As a SAS Programmer, you sometimes need to import data from an external source, for example, an Excel file. After importing your Excel file, you might discover that your imported data contains empty columns. In this article, we demonstrate how to identify and remove empty columns in SAS.
/* CREATE A DATASET */ data work.my_data; infile datalines dlm="," missover; input column1 column2 colmun3 column4 $ column5 $; datalines; 1, ,2, ,a 3, ,2, ,b 5, ,2, ,a 7, ,2, ,b ; run;
Identify Empty Columns
First, we need to identify the empty columns before we can remove them. We could do this by visual inspection and remove the empty columns with a drop statement. However, if we want to create reusable SAS code, this isn’t the best option. The structure of your imported data could change and/or the imported doesn’t always contain empty columns.

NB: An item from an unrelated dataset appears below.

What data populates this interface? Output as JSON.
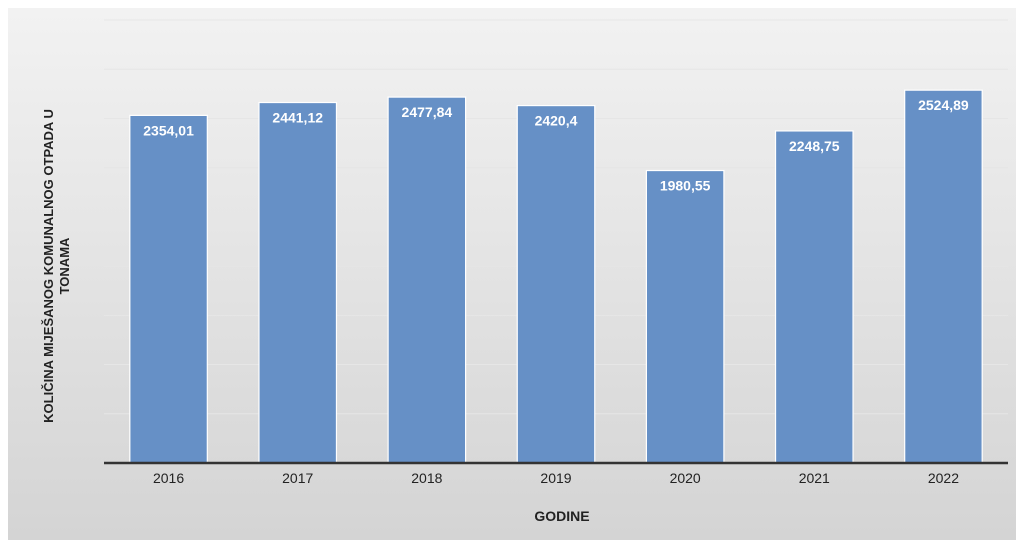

With the FREQ procedure, you can identify the empty columns in your data with SAS code instead of by visual inspection. One of the PROC FREQ options is the nlevels option. This option shows you:
- The Levels per column, i.e. the number of distinct values. A missing value is considered as a separate level.
- The Missing Levels per column. This is either 0 (no missing values) or 1 (one or more missing values).
- The Nonmissing Levels, i.e. the number of distinct values. A missing value isn’t considered as a separate level.
By default, the FREQ procedure only shows the result on your screen. However, we need a dataset of the results to remove the empty columns later on. So, we use the ODS to create an output dataset.
/* CREATE TABLE WITH NNONMISSLEVELS */ ods select nlevels; proc freq data=work.my_data nlevels; ods output nlevels=work.nlevels_my_data; run;
In the table below, you can observe that column2 and column4 have zero Nonmissing Levels. Hence, these columns are empty and need to be removed.
Remove Empty Columns
Now that we have identified the empty columns, we can remove them. We use the dataset created in the previous section and the select into clause to create a macro variable with the names of the empty columns. See the SAS code below.
/* SAVE COLUMNS NAME OF EMPTY COLUMNS */ proc sql; select TableVar into :empty_columns separated by "," from work.nlevels_my_data where nnonmisslevels = 0; quit;
Finally, we use the SQL procedure to remove the empty columns. We use the alter table statement to modify the original dataset and the drop statement to remove the empty columns. Since the drop statement is followed by a macro variable with the names of the empty column, this code is generic and can be used each time to identify and remove empty columns in SAS.
/* REMOVE MISSING COLUMNS */ proc sql; alter table work.my_data drop &empty_columns.; quit;
After the alter table statement our example data looks like this. Exactly how we want it.